SAN DIEGO (CNS) - Mayor Kevin Faulconer Monday touted a proposed ballot measure that he said would raise hotel room taxes to pay for an expansion of the San Diego Convention Center and produce funding streams for road repairs and homelessness programs.
The plan, which needs voter approval because of the tax hike, is scheduled to be submitted to the City Council's Rules Committee on Wednesday. The full City Council will later have to decide whether to call a special election, likely for November.
"This ballot measure will create jobs, fix streets and help reduce homelessness in our city," Faulconer told reporters.
"Our convention center must be modernized and expanded to keep up with other cities that are taking away from our tourism business," Faulconer said. "I'm not asking San Diego taxpayers, who are being taxed enough already, to shoulder this burden."
The levy -- known officially as the Transient Occupancy Tax -- is paid by hotel guests. The Chargers attempted a similar funding mechanism in their stadium measure last November, but it failed to gain the support of even a majority of voters. Two-thirds voter support is required to raise taxes.
Tourism boosters contend the bayside convention center is losing out on the biggest trade shows because other cities can offer facilities with more room. Competing convention centers have for years been trying to lure away Comic-Con International, the annual celebration of the popular arts that began in San Diego and is the area's largest annual event.

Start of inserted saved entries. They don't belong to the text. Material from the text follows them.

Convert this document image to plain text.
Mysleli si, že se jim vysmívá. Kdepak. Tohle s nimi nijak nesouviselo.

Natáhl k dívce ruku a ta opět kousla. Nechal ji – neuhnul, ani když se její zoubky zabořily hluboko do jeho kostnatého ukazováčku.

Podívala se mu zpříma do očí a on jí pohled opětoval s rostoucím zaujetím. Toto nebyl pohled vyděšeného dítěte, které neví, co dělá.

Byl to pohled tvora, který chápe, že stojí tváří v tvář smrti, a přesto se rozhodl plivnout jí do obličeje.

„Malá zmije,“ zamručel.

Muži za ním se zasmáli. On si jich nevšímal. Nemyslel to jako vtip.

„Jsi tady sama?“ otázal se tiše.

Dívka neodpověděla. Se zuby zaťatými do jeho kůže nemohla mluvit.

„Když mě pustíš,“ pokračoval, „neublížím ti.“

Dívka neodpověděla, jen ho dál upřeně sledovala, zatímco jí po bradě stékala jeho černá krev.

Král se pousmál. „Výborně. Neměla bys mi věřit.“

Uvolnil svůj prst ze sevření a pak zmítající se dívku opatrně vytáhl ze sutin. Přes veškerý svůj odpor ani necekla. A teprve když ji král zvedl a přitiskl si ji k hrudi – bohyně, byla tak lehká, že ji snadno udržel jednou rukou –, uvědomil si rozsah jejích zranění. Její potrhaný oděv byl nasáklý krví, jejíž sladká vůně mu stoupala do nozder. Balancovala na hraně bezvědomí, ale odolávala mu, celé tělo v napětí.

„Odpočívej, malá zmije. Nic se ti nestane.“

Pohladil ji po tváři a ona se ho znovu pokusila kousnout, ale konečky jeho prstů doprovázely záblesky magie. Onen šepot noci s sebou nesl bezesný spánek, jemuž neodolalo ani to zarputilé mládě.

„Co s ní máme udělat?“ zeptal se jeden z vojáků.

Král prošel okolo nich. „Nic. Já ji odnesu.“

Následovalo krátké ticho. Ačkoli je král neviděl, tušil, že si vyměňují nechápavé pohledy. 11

The mayor's office said expansion would add 400,000 square feet of convention space, which could attract an additional 50 events to downtown. Supporters projected that would generate an additional $15 million annually in room tax revenue for the city from more than 380,000 new hotel room nights.
The extra dollars would help pay for municipal services such as public safety, parks and libraries, according to the mayor's office.
The proposal also estimates an additional $10 million each for programs for the homeless and road repairs every year, with the income growing as tourism increases. That money can back bonds that would bring in additional funding for projects.
Political consultant John Dadian told 10News he thinks that will get the average voter to vote "yes" on the initiative.
"I think for issues such as road repairs and homelessness, people will probably tend to vote for it because it's not impacting them directly. The only time maybe that'll affect them is if they have relatives from out of town or if they want to do a staycation," said Dadian.
If approved by voters, the hotel room tax increase would take effect in 2018. Construction on the convention center expansion would begin in summer 2019 and take 44 months.